If you have decided to try to settle your debts, stop paying on your accounts, which will accelerate the process of sending the accounts to collections, either within the company or through a collection agency. If your creditors call, tell them about the circumstances that are making it difficult for you to pay your debts, such as a job loss, medical problems or income changes. Note, though, that any information you give can be used by the creditor in attempting to collect the debt.
If you have saved some money by not making your usual payments over the course of a few months, ask if the creditor will accept that sum as payment in full. Depending on your circumstances, how long you have been paying the account and the standards of the individual bank, creditors typically accept a lump sum payment of 20 percent to 80 percent of the total debt.
Offer the creditor a lower amount than you might eventually by willing to pay to begin negotiations, and be prepared to consider a counter proposal. If the credit card company is not willing to accept an amount you can afford, try again in a few months.
Get any settlement agreement in writing before making a payment, then make the payments as directed or risk voiding your settlement agreement. Once the account has been settled and paid, make sure that the creditor reports that the account has been "paid as agreed" to the credit bureaus.
When you settle a debt, the creditor reports the amount you don't pay, or the amount "forgiven," to the IRS as a loss to them and income to you. When you file your annual return, you may be required to report forgiven debts as income and pay taxes on that amount based on your tax bracket, unless you can prove to the IRS that you were insolvent at the time of the settlement, which means the total value of your debt exceeds the total value of your assets, including your home, retirement accounts, investments, possessions and banking account balances.

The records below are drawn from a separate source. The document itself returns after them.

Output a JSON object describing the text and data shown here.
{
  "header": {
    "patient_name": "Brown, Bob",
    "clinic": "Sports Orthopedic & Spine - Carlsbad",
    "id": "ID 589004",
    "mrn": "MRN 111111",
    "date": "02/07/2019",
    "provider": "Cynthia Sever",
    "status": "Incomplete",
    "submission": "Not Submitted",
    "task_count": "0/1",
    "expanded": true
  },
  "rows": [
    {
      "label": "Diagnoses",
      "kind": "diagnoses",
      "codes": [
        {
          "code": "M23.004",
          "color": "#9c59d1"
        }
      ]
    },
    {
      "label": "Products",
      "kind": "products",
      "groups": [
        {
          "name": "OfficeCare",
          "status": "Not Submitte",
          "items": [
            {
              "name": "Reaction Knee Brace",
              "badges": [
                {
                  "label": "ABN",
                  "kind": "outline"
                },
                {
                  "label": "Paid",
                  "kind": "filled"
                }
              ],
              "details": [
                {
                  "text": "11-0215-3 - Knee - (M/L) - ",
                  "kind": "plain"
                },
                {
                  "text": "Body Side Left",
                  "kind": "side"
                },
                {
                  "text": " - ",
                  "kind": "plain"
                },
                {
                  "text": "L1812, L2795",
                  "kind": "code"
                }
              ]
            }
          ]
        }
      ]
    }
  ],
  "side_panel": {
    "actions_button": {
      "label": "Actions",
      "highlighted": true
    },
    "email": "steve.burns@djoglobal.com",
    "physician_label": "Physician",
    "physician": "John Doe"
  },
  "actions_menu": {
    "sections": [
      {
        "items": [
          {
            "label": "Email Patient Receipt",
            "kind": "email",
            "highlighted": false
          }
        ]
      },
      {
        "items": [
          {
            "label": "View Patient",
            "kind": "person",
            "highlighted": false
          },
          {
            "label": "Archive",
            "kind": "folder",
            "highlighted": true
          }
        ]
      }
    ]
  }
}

As with every option for consumers who are experiencing difficulty with debt, debt settlement has advantages and disadvantages. To convinec your creditors to consider debt settlement, you will need to be a few months behind on your credit payments. Because paying bills late can adversely affect your credit score, this strategy can damage your credit rating. So if you are planning to try to settle your debt, you probably won't be able to acquire additional debt, such as buying a new house or car, in the near future.